Tahmina Nasserie, a Ph.D. candidate in epidemiology and population health at Stanford University, and the lead author of the study, told CNN: “We want people to understand that these are mainly hospitalized so we can only generalize our findings for that particular population.” She added that researchers don’t want to “cause a lot of alarm with the value of 73 percent” with long-term systems. “We had no data on individuals who got Covid-19 and simply went about their day,” she said.
Labcorp Study: Antibodies in COVID-Infected Persons Present 10 Months After Infection
In what researchers call a “promising sign,” a new study by the national clinical laboratory, LabCorp, found that nearly 87 percent of naturally infected COVID-19 patients maintained antibodies to the coronavirus for at least 10 months.
The analysis by Labcorp scientists included specimens collected from 39,086 individuals with COVID-19 and tested between March 2020 and January 2021. By using various techniques, Labcorp was able to map rates of antibody positivity, as well as the correlation of a person’s age and sex on antibody status.
Individuals under the age of 65 showed a more sustained rate of positive antibody results, meaning those 65 and older may have increased difficulty maintaining antibodies for a prolonged period of time.
There was no statistically significant difference in spike antibody positivity rates between males and females over time.

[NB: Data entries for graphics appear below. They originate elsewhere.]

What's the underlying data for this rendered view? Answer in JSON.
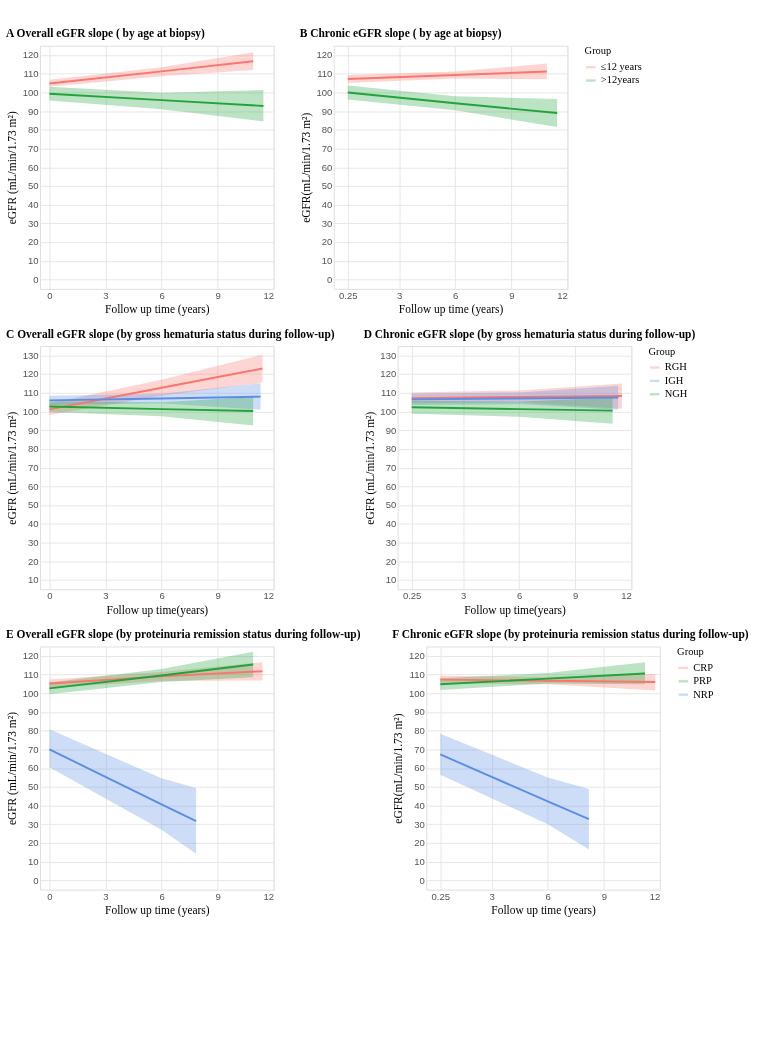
{
  "chart_data": [
    {
      "type": "line",
      "title": "A  Overall eGFR slope ( by age at biopsy)",
      "xlabel": "Follow up time (years)",
      "ylabel": "eGFR (mL/min/1.73 m²)",
      "xlim": [
        -0.5,
        12
      ],
      "xticks": [
        0,
        3,
        6,
        9,
        12
      ],
      "ylim": [
        -5,
        125
      ],
      "yticks": [
        0,
        10,
        20,
        30,
        40,
        50,
        60,
        70,
        80,
        90,
        100,
        110,
        120
      ],
      "grid": true,
      "legend": false,
      "series": [
        {
          "color": "#f8766d",
          "x": [
            0,
            6,
            10.9
          ],
          "values": [
            104.8,
            111.3,
            116.7
          ],
          "lower": [
            103,
            108.7,
            112
          ],
          "upper": [
            106.8,
            113.5,
            121.5
          ]
        },
        {
          "color": "#22a33a",
          "x": [
            0,
            6,
            11.45
          ],
          "values": [
            99.3,
            95.9,
            92.8
          ],
          "lower": [
            95.7,
            91,
            84.5
          ],
          "upper": [
            103,
            99.8,
            101.3
          ]
        }
      ]
    },
    {
      "type": "line",
      "title": "B  Chronic eGFR slope ( by age at biopsy)",
      "xlabel": "Follow up time (years)",
      "ylabel": "eGFR(mL/min/1.73 m²)",
      "xlim": [
        -0.5,
        12
      ],
      "xticks": [
        0.25,
        3,
        6,
        9,
        12
      ],
      "ylim": [
        -5,
        125
      ],
      "yticks": [
        0,
        10,
        20,
        30,
        40,
        50,
        60,
        70,
        80,
        90,
        100,
        110,
        120
      ],
      "grid": true,
      "legend": "right",
      "legend_title": "Group",
      "series": [
        {
          "name": "≤12 years",
          "color": "#f8766d",
          "x": [
            0.25,
            6,
            10.9
          ],
          "values": [
            107.2,
            109.3,
            111.2
          ],
          "lower": [
            105,
            107.5,
            107
          ],
          "upper": [
            109.3,
            111.2,
            115.5
          ]
        },
        {
          "name": ">12years",
          "color": "#22a33a",
          "x": [
            0.25,
            6,
            11.45
          ],
          "values": [
            100,
            94.2,
            89
          ],
          "lower": [
            96.2,
            90.5,
            81.5
          ],
          "upper": [
            103.7,
            98,
            96.5
          ]
        }
      ]
    },
    {
      "type": "line",
      "title": "C  Overall eGFR slope (by gross hematuria status during follow-up)",
      "xlabel": "Follow up time(years)",
      "ylabel": "eGFR (mL/min/1.73 m²)",
      "xlim": [
        -0.5,
        12
      ],
      "xticks": [
        0,
        3,
        6,
        9,
        12
      ],
      "ylim": [
        5,
        135
      ],
      "yticks": [
        10,
        20,
        30,
        40,
        50,
        60,
        70,
        80,
        90,
        100,
        110,
        120,
        130
      ],
      "grid": true,
      "legend": false,
      "series": [
        {
          "color": "#f8766d",
          "x": [
            0,
            6,
            11.4
          ],
          "values": [
            101.2,
            112.7,
            123
          ],
          "lower": [
            98.2,
            108.5,
            115.5
          ],
          "upper": [
            104.5,
            117,
            130.5
          ]
        },
        {
          "color": "#5a8ee6",
          "x": [
            0,
            6,
            11.3
          ],
          "values": [
            106,
            107,
            108
          ],
          "lower": [
            103.5,
            104.5,
            101
          ],
          "upper": [
            108.5,
            109.5,
            115.2
          ]
        },
        {
          "color": "#22a33a",
          "x": [
            0,
            6,
            10.9
          ],
          "values": [
            102.7,
            101.3,
            100.3
          ],
          "lower": [
            99.8,
            97.5,
            92.5
          ],
          "upper": [
            105.5,
            105,
            107.8
          ]
        }
      ]
    },
    {
      "type": "line",
      "title": "D  Chronic eGFR slope (by gross hematuria status during follow-up)",
      "xlabel": "Follow up time(years)",
      "ylabel": "eGFR (mL/min/1.73 m²)",
      "xlim": [
        -0.5,
        12
      ],
      "xticks": [
        0.25,
        3,
        6,
        9,
        12
      ],
      "ylim": [
        5,
        135
      ],
      "yticks": [
        10,
        20,
        30,
        40,
        50,
        60,
        70,
        80,
        90,
        100,
        110,
        120,
        130
      ],
      "grid": true,
      "legend": "right",
      "legend_title": "Group",
      "series": [
        {
          "name": "RGH",
          "color": "#f8766d",
          "x": [
            0.25,
            6,
            11.5
          ],
          "values": [
            107.2,
            107.8,
            108.3
          ],
          "lower": [
            104.5,
            105,
            101.5
          ],
          "upper": [
            110.2,
            111.3,
            115
          ]
        },
        {
          "name": "IGH",
          "color": "#5a8ee6",
          "x": [
            0.25,
            6,
            11.3
          ],
          "values": [
            106.5,
            107,
            107.5
          ],
          "lower": [
            103.5,
            104,
            101
          ],
          "upper": [
            109.5,
            110.2,
            113.8
          ]
        },
        {
          "name": "NGH",
          "color": "#22a33a",
          "x": [
            0.25,
            6,
            11
          ],
          "values": [
            102.3,
            101.3,
            100.5
          ],
          "lower": [
            98.8,
            97.2,
            93.5
          ],
          "upper": [
            105.8,
            105.3,
            107.5
          ]
        }
      ]
    },
    {
      "type": "line",
      "title": "E  Overall eGFR slope (by proteinuria remission status during  follow-up)",
      "xlabel": "Follow up time (years)",
      "ylabel": "eGFR (mL/min/1.73 m²)",
      "xlim": [
        -0.5,
        12
      ],
      "xticks": [
        0,
        3,
        6,
        9,
        12
      ],
      "ylim": [
        -5,
        125
      ],
      "yticks": [
        0,
        10,
        20,
        30,
        40,
        50,
        60,
        70,
        80,
        90,
        100,
        110,
        120
      ],
      "grid": true,
      "legend": false,
      "series": [
        {
          "color": "#f8766d",
          "x": [
            0,
            6,
            11.4
          ],
          "values": [
            105.2,
            109,
            111.8
          ],
          "lower": [
            103,
            106.5,
            106.8
          ],
          "upper": [
            107.3,
            111.3,
            116.6
          ]
        },
        {
          "color": "#22a33a",
          "x": [
            0,
            6,
            10.9
          ],
          "values": [
            102.6,
            109.5,
            115.4
          ],
          "lower": [
            99.5,
            106,
            108.5
          ],
          "upper": [
            105.8,
            113,
            122.2
          ]
        },
        {
          "color": "#5a8ee6",
          "x": [
            0,
            6,
            7.85
          ],
          "values": [
            70,
            40.6,
            31.6
          ],
          "lower": [
            60.5,
            27,
            14.2
          ],
          "upper": [
            80.8,
            54.5,
            49.4
          ]
        }
      ]
    },
    {
      "type": "line",
      "title": "F  Chronic eGFR slope (by proteinuria remission status during  follow-up)",
      "xlabel": "Follow up time (years)",
      "ylabel": "eGFR(mL/min/1.73 m²)",
      "xlim": [
        -0.5,
        12
      ],
      "xticks": [
        0.25,
        3,
        6,
        9,
        12
      ],
      "ylim": [
        -5,
        125
      ],
      "yticks": [
        0,
        10,
        20,
        30,
        40,
        50,
        60,
        70,
        80,
        90,
        100,
        110,
        120
      ],
      "grid": true,
      "legend": "right",
      "legend_title": "Group",
      "series": [
        {
          "name": "CRP",
          "color": "#f8766d",
          "x": [
            0.25,
            6,
            11.75
          ],
          "values": [
            107.3,
            106.7,
            106
          ],
          "lower": [
            105.3,
            104.8,
            101.5
          ],
          "upper": [
            109.3,
            108.8,
            110.3
          ]
        },
        {
          "name": "PRP",
          "color": "#22a33a",
          "x": [
            0.25,
            6,
            11.2
          ],
          "values": [
            104.8,
            107.8,
            110.6
          ],
          "lower": [
            101.7,
            105.2,
            104.8
          ],
          "upper": [
            108,
            110.8,
            116.6
          ]
        },
        {
          "name": "NRP",
          "color": "#5a8ee6",
          "x": [
            0.25,
            6,
            8.2
          ],
          "values": [
            67.3,
            42.2,
            32.7
          ],
          "lower": [
            56.5,
            30,
            16.5
          ],
          "upper": [
            78.3,
            55,
            48.8
          ]
        }
      ]
    }
  ]
}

“This is good news for naturally infected individuals, and potentially for those who have been vaccinated,” stated Brian Caveney, M.D., chief medical officer and president of Labcorp Diagnostics, in a news release. “More research must be done to understand what type and level of antibodies suggest protection from reinfection. But the prolonged presence of certain antibodies is a promising sign as we continue thinking about safely emerging from the pandemic, as well as future vaccinations and the timing of booster shots.”
According to Labcorp, notable findings from the study include the following:
- While sample sizes varied each day after a positive COVID-19 test, the antibody positivity rate to the coronavirus’ spike protein remained mostly stable for the U.S. population through 300 days (about 10 months) after the initial test.
- The positivity rate of antibodies to the nucleocapsid protein — a coronavirus component that is more active during early infection — declined more rapidly than the rate of spike antibodies, but remained above 60 percent through 10 months of testing.